Isto tudo para dizer que me orgulho da infância que tive, do bairro (agora vila) onde sempre vivi, de tudo o que consegui aprender e fazer graças à passagem de testemunho de geração em geração. Do quanto me impressiona a capacidade que os meus pais tiveram para começar a vida do zero e terem conseguido tudo o que têm unicamente fruto do seu trabalho. Foram anos de esforço, dedicação, sacrifício mas que felizmente lhes continua a dar frutos. Ainda hoje continuam a semear para depois colher, a criar para depois comer e dar de comer. Com uma capacidade excepcional de trabalho, sobretudo da minha mãe que coze pão ao mesmo tempo que faz o almoço para os 15 lá de casa; faz massa de filhós em dose industrial para ter sempre o que oferecer; que faz enchidos a contar com a casa das filhas mais a oferta ao vizinho e aos tios e às amigas.

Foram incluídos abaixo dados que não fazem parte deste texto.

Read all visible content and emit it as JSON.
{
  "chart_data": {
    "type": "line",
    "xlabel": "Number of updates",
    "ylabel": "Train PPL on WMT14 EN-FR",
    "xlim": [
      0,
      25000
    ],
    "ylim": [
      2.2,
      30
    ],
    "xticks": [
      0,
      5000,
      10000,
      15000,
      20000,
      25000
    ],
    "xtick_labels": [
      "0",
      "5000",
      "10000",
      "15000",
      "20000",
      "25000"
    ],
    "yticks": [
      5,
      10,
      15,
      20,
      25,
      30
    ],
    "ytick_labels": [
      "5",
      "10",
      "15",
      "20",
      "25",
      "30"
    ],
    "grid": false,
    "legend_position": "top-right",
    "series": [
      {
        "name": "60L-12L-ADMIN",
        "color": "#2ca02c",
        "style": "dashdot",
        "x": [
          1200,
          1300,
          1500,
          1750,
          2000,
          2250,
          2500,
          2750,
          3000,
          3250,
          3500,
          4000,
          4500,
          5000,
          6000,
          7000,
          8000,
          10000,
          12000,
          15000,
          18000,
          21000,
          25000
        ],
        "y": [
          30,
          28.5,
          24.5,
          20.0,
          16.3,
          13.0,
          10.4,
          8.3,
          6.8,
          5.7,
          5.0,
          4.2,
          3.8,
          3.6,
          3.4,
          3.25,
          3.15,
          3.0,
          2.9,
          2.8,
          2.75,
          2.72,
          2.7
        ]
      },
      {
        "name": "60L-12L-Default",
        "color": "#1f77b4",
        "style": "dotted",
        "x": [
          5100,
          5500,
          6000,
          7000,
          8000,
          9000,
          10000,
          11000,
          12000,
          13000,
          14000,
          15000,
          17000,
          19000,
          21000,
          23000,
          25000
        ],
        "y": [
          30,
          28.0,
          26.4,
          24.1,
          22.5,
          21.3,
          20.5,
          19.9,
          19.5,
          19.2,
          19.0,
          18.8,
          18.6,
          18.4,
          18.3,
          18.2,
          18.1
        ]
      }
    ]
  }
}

De uma força de trabalho e generosidade em vias de extinção... Obrigada por terem escolhido Casal de Cambra para viver, perto da capital onde estudámos e trabalhamos, mas longe o suficiente para ter condições de manter hábitos e tradições de uma vida no campo. Abençoada herança!
Este fim de semana foi a da matança do porco,
com direito a fritada como recompensa aos ajudantes ;)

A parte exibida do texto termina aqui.